Three years after founding their joint construction company, Moritz Ziller and his brother Gustav Ziller set up a company headquarters in Lößnitz in 1870. On a stately corner piece of land on Hoflößnitzstraße, they converted a basic building from 1848 by their father Christian Gottlieb Ziller into a villa as a residential building. The building is listed in the Dehio as a fine example of Swiss style. The outbuildings accommodated the space for the design office, the company management and the archive.

In 1896 the “business premises” received a telephone connection to the company's own sawmill in Lößnitzgrund , the dairy .

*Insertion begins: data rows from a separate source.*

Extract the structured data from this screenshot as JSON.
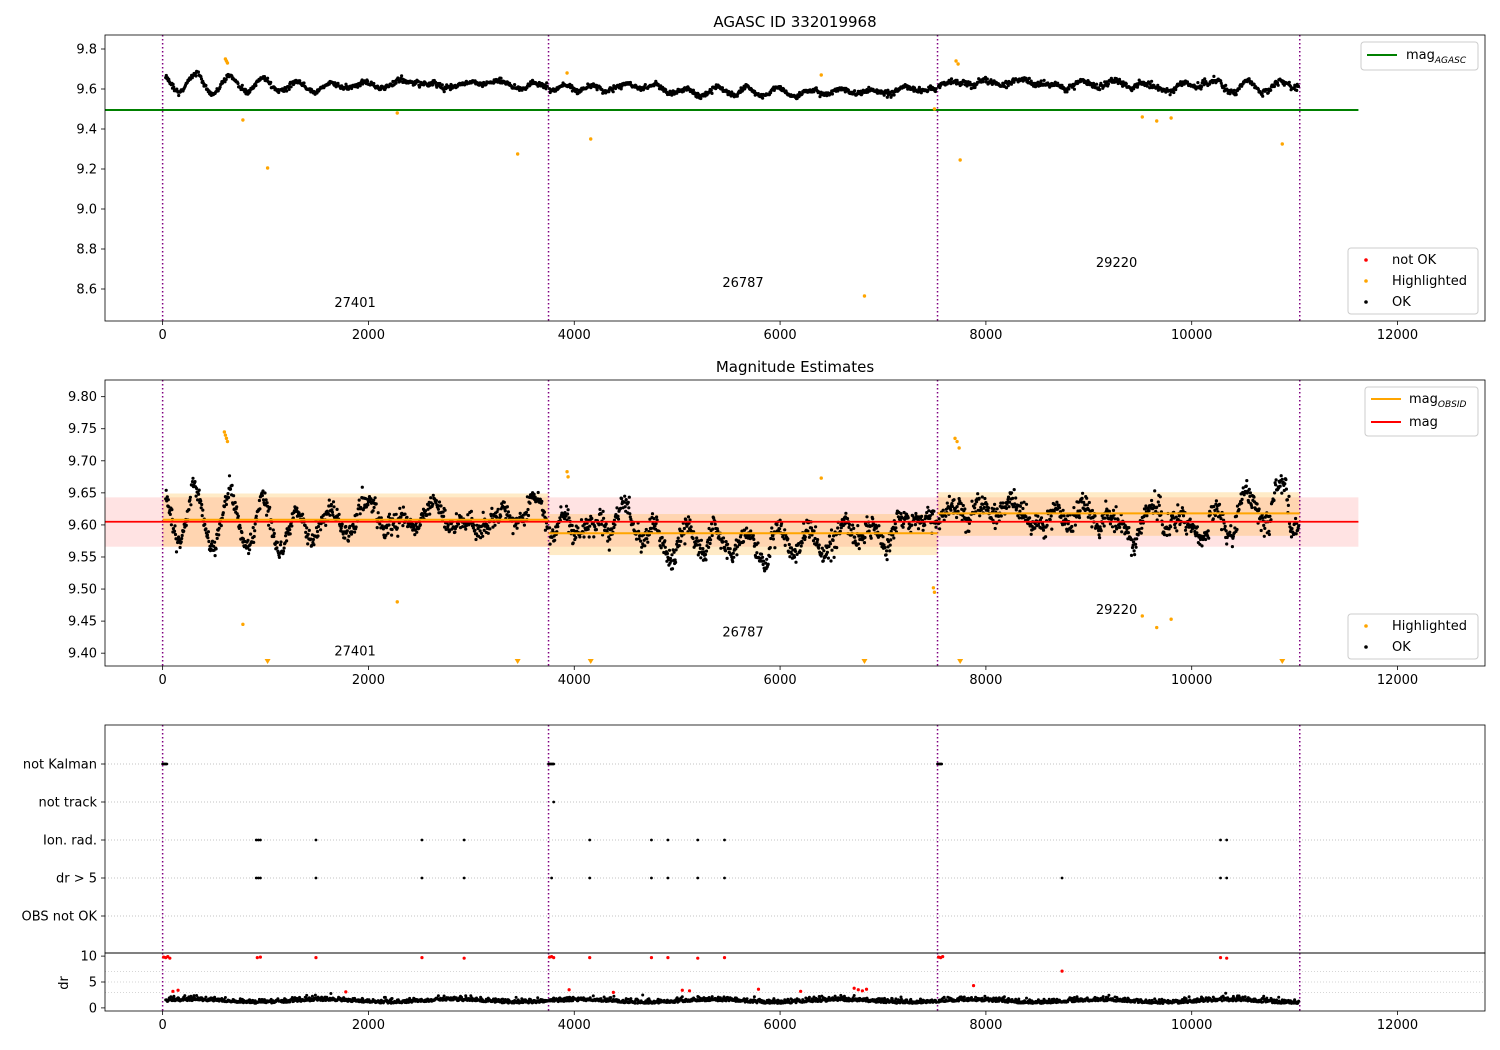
{
  "figure": {
    "background": "#ffffff"
  },
  "chart_data": [
    {
      "id": "agasc",
      "type": "scatter",
      "title": "AGASC ID 332019968",
      "xlim": [
        -560,
        12850
      ],
      "ylim": [
        8.44,
        9.87
      ],
      "xticks": [
        0,
        2000,
        4000,
        6000,
        8000,
        10000,
        12000
      ],
      "yticks": [
        8.6,
        8.8,
        9.0,
        9.2,
        9.4,
        9.6,
        9.8
      ],
      "ytick_labels": [
        "8.6",
        "8.8",
        "9.0",
        "9.2",
        "9.4",
        "9.6",
        "9.8"
      ],
      "grid": false,
      "obs_boundaries": [
        0,
        3750,
        7530,
        11050
      ],
      "obs_labels": [
        {
          "text": "27401",
          "x": 1870,
          "y": 8.51
        },
        {
          "text": "26787",
          "x": 5640,
          "y": 8.61
        },
        {
          "text": "29220",
          "x": 9270,
          "y": 8.71
        }
      ],
      "reference_lines": [
        {
          "name": "mag",
          "sub": "AGASC",
          "y": 9.495,
          "x0": -560,
          "x1": 11620,
          "color": "#008000"
        }
      ],
      "ok_series": {
        "name": "OK",
        "color": "#000000",
        "segments": [
          {
            "x0": 30,
            "x1": 3740,
            "base": 9.62,
            "amp": 0.05,
            "noise": 0.012,
            "period": 330
          },
          {
            "x0": 3760,
            "x1": 7520,
            "base": 9.595,
            "amp": 0.02,
            "noise": 0.012,
            "period": 300
          },
          {
            "x0": 7540,
            "x1": 11040,
            "base": 9.625,
            "amp": 0.025,
            "noise": 0.015,
            "period": 320
          }
        ]
      },
      "highlighted": {
        "name": "Highlighted",
        "color": "#ffa500",
        "points": [
          [
            610,
            9.75
          ],
          [
            620,
            9.74
          ],
          [
            630,
            9.73
          ],
          [
            780,
            9.445
          ],
          [
            1020,
            9.205
          ],
          [
            2280,
            9.48
          ],
          [
            3450,
            9.275
          ],
          [
            3930,
            9.68
          ],
          [
            4160,
            9.35
          ],
          [
            6400,
            9.67
          ],
          [
            6820,
            8.565
          ],
          [
            7500,
            9.5
          ],
          [
            7710,
            9.74
          ],
          [
            7730,
            9.725
          ],
          [
            7750,
            9.245
          ],
          [
            9520,
            9.46
          ],
          [
            9660,
            9.44
          ],
          [
            9800,
            9.455
          ],
          [
            10880,
            9.325
          ]
        ]
      },
      "not_ok": {
        "name": "not OK",
        "color": "#ff0000",
        "points": []
      },
      "legends": [
        {
          "position": "upper right",
          "entries": [
            {
              "kind": "line",
              "color": "#008000",
              "label": "mag",
              "sub": "AGASC"
            }
          ]
        },
        {
          "position": "lower right",
          "entries": [
            {
              "kind": "dot",
              "color": "#ff0000",
              "label": "not OK"
            },
            {
              "kind": "dot",
              "color": "#ffa500",
              "label": "Highlighted"
            },
            {
              "kind": "dot",
              "color": "#000000",
              "label": "OK"
            }
          ]
        }
      ]
    },
    {
      "id": "estimates",
      "type": "scatter",
      "title": "Magnitude Estimates",
      "xlim": [
        -560,
        12850
      ],
      "ylim": [
        9.38,
        9.826
      ],
      "xticks": [
        0,
        2000,
        4000,
        6000,
        8000,
        10000,
        12000
      ],
      "yticks": [
        9.4,
        9.45,
        9.5,
        9.55,
        9.6,
        9.65,
        9.7,
        9.75,
        9.8
      ],
      "ytick_labels": [
        "9.40",
        "9.45",
        "9.50",
        "9.55",
        "9.60",
        "9.65",
        "9.70",
        "9.75",
        "9.80"
      ],
      "grid": false,
      "obs_boundaries": [
        0,
        3750,
        7530,
        11050
      ],
      "obs_labels": [
        {
          "text": "27401",
          "x": 1870,
          "y": 9.396
        },
        {
          "text": "26787",
          "x": 5640,
          "y": 9.426
        },
        {
          "text": "29220",
          "x": 9270,
          "y": 9.461
        }
      ],
      "bands": [
        {
          "x0": -560,
          "x1": 11620,
          "y0": 9.566,
          "y1": 9.643,
          "color": "#ff0000",
          "opacity": 0.11
        },
        {
          "x0": 0,
          "x1": 3750,
          "y0": 9.566,
          "y1": 9.649,
          "color": "#ffa500",
          "opacity": 0.22
        },
        {
          "x0": 3750,
          "x1": 7530,
          "y0": 9.553,
          "y1": 9.617,
          "color": "#ffa500",
          "opacity": 0.22
        },
        {
          "x0": 7530,
          "x1": 11050,
          "y0": 9.583,
          "y1": 9.651,
          "color": "#ffa500",
          "opacity": 0.22
        }
      ],
      "obsid_mags": [
        {
          "x0": 0,
          "x1": 3750,
          "y": 9.608
        },
        {
          "x0": 3750,
          "x1": 7530,
          "y": 9.587
        },
        {
          "x0": 7530,
          "x1": 11050,
          "y": 9.618
        }
      ],
      "mag_line": {
        "y": 9.605,
        "x0": -560,
        "x1": 11620,
        "color": "#ff0000"
      },
      "ok_series": {
        "name": "OK",
        "color": "#000000",
        "segments": [
          {
            "x0": 30,
            "x1": 3740,
            "base": 9.605,
            "amp": 0.048,
            "noise": 0.014,
            "period": 330
          },
          {
            "x0": 3760,
            "x1": 7520,
            "base": 9.585,
            "amp": 0.022,
            "noise": 0.016,
            "period": 300
          },
          {
            "x0": 7540,
            "x1": 11040,
            "base": 9.615,
            "amp": 0.03,
            "noise": 0.017,
            "period": 320
          }
        ]
      },
      "highlighted": {
        "name": "Highlighted",
        "color": "#ffa500",
        "points": [
          [
            600,
            9.745
          ],
          [
            610,
            9.74
          ],
          [
            620,
            9.735
          ],
          [
            630,
            9.73
          ],
          [
            780,
            9.445
          ],
          [
            2280,
            9.48
          ],
          [
            3930,
            9.683
          ],
          [
            3940,
            9.675
          ],
          [
            6400,
            9.673
          ],
          [
            7500,
            9.495
          ],
          [
            7490,
            9.502
          ],
          [
            7700,
            9.735
          ],
          [
            7720,
            9.73
          ],
          [
            7740,
            9.72
          ],
          [
            9520,
            9.458
          ],
          [
            9660,
            9.44
          ],
          [
            9800,
            9.453
          ]
        ]
      },
      "below_axis_markers": {
        "color": "#ffa500",
        "x": [
          1020,
          3450,
          4160,
          6820,
          7750,
          10880
        ]
      },
      "legends": [
        {
          "position": "upper right",
          "entries": [
            {
              "kind": "line",
              "color": "#ffa500",
              "label": "mag",
              "sub": "OBSID"
            },
            {
              "kind": "line",
              "color": "#ff0000",
              "label": "mag",
              "sub": ""
            }
          ]
        },
        {
          "position": "lower right",
          "entries": [
            {
              "kind": "dot",
              "color": "#ffa500",
              "label": "Highlighted"
            },
            {
              "kind": "dot",
              "color": "#000000",
              "label": "OK"
            }
          ]
        }
      ]
    },
    {
      "id": "flags",
      "type": "scatter",
      "title": "",
      "xlim": [
        -560,
        12850
      ],
      "categories": [
        "not Kalman",
        "not track",
        "Ion. rad.",
        "dr > 5",
        "OBS not OK"
      ],
      "grid": true,
      "obs_boundaries": [
        0,
        3750,
        7530,
        11050
      ],
      "flag_points": {
        "not Kalman": [
          0,
          10,
          20,
          30,
          40,
          3750,
          3760,
          3770,
          3780,
          3790,
          3800,
          7530,
          7540,
          7550,
          7560,
          7570
        ],
        "not track": [
          3800
        ],
        "Ion. rad.": [
          910,
          930,
          950,
          1490,
          2520,
          2930,
          4150,
          4750,
          4910,
          5200,
          5460,
          10280,
          10340
        ],
        "dr > 5": [
          910,
          930,
          950,
          1490,
          2520,
          2930,
          3780,
          4150,
          4750,
          4910,
          5200,
          5460,
          8740,
          10280,
          10340
        ],
        "OBS not OK": []
      }
    },
    {
      "id": "dr",
      "type": "scatter",
      "title": "",
      "ylabel": "dr",
      "xlim": [
        -560,
        12850
      ],
      "ylim": [
        -0.6,
        10.6
      ],
      "xticks": [
        0,
        2000,
        4000,
        6000,
        8000,
        10000,
        12000
      ],
      "yticks": [
        0,
        5,
        10
      ],
      "grid_lines_y": [
        3,
        5,
        7
      ],
      "obs_boundaries": [
        0,
        3750,
        7530,
        11050
      ],
      "ok_series": {
        "name": "OK",
        "color": "#000000",
        "segments": [
          {
            "x0": 30,
            "x1": 3740,
            "base": 1.35,
            "amp": 0.25,
            "noise": 0.4,
            "period": 200
          },
          {
            "x0": 3760,
            "x1": 7520,
            "base": 1.3,
            "amp": 0.25,
            "noise": 0.4,
            "period": 200
          },
          {
            "x0": 7540,
            "x1": 11040,
            "base": 1.3,
            "amp": 0.25,
            "noise": 0.4,
            "period": 200
          }
        ]
      },
      "red_points": {
        "color": "#ff0000",
        "points": [
          [
            10,
            9.8
          ],
          [
            30,
            9.7
          ],
          [
            50,
            9.9
          ],
          [
            70,
            9.6
          ],
          [
            920,
            9.7
          ],
          [
            950,
            9.8
          ],
          [
            1490,
            9.7
          ],
          [
            2520,
            9.7
          ],
          [
            2930,
            9.6
          ],
          [
            3760,
            9.8
          ],
          [
            3780,
            9.9
          ],
          [
            3800,
            9.7
          ],
          [
            4150,
            9.7
          ],
          [
            4750,
            9.7
          ],
          [
            4910,
            9.7
          ],
          [
            5200,
            9.6
          ],
          [
            5460,
            9.7
          ],
          [
            7540,
            9.8
          ],
          [
            7560,
            9.7
          ],
          [
            7580,
            9.9
          ],
          [
            10280,
            9.7
          ],
          [
            10340,
            9.6
          ],
          [
            8740,
            7.1
          ],
          [
            7880,
            4.3
          ],
          [
            100,
            3.2
          ],
          [
            150,
            3.4
          ],
          [
            1780,
            3.1
          ],
          [
            3950,
            3.5
          ],
          [
            4380,
            3.0
          ],
          [
            5050,
            3.4
          ],
          [
            5120,
            3.3
          ],
          [
            5790,
            3.6
          ],
          [
            6200,
            3.2
          ],
          [
            6720,
            3.8
          ],
          [
            6760,
            3.5
          ],
          [
            6800,
            3.3
          ],
          [
            6840,
            3.6
          ]
        ]
      }
    }
  ]
}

Moritz Ziller died in 1895. The successful building contractor bequeathed his share of the joint company assets to his brother Gustav, who received the young widow Elli Bertha Wilhelmine, nee. Kannenberg (* 1869) had to look after her little daughter Hanna until she later remarried. The house remained the business premises of the construction company "Gebrüder Ziller" . After brother Gustav's death, his widow Marie ran the business, supported by the long-standing architect Max Steinmetz as technical manager. After Marie Ziller's death in 1910 and Max Steinmetz's death in 1911, the local builder Alwin Höhne took over the company. In 1915 the house belonged to the daughter of Moritz Ziller, Hanna Ziller, who had since moved to Danzig. Höhne lived in the ground floor as a single tenant, from where he also ran the company. The two upper floors were rented. Höhne moved into his own house in 1926 ( Haus Höhne im Bergblick 2).

literature

Web links

Commons : Villa Moritz Ziller  - Collection of Images

Individual evidence

  1. ^ Large district town of Radebeul (ed.): Directory of the cultural monuments of the town of Radebeul . Radebeul May 24, 2012, p. 7th f . (Last list of monuments published by the city of Radebeul. The Lower Monument Protection Authority, which has been located in the Meißen district since 2012, has not yet published a list of monuments for Radebeul.).
  2. Volker Helas (arrangement): City of Radebeul . Ed .: State Office for Monument Preservation Saxony, Large District Town Radebeul (=  Monument Topography Federal Republic of Germany . Monuments in Saxony ). SAX-Verlag, Beucha 2007, ISBN 978-3-86729-004-3 , p. 63 .
  3. ^ "Providentiae memor" is the motto of the Saxon crown. It is on the coat of arms of the Kingdom of Saxony as well as on the house order of the diamond crown (explanation there).
  4. according to the catalog raisonné of the Ziller brothers in the Radebeul city archive.
  5. Barbara Bechter, Wiebke Fastenrath u. a. (Ed.): Handbook of German Art Monuments , Saxony I, Dresden District . Deutscher Kunstverlag, Munich 1996, ISBN 3-422-03043-3 , p. 730-739 .
  6. ^ Address book Dresden with suburbs 1915, pp. 431, 444 (Arndtstrasse 8).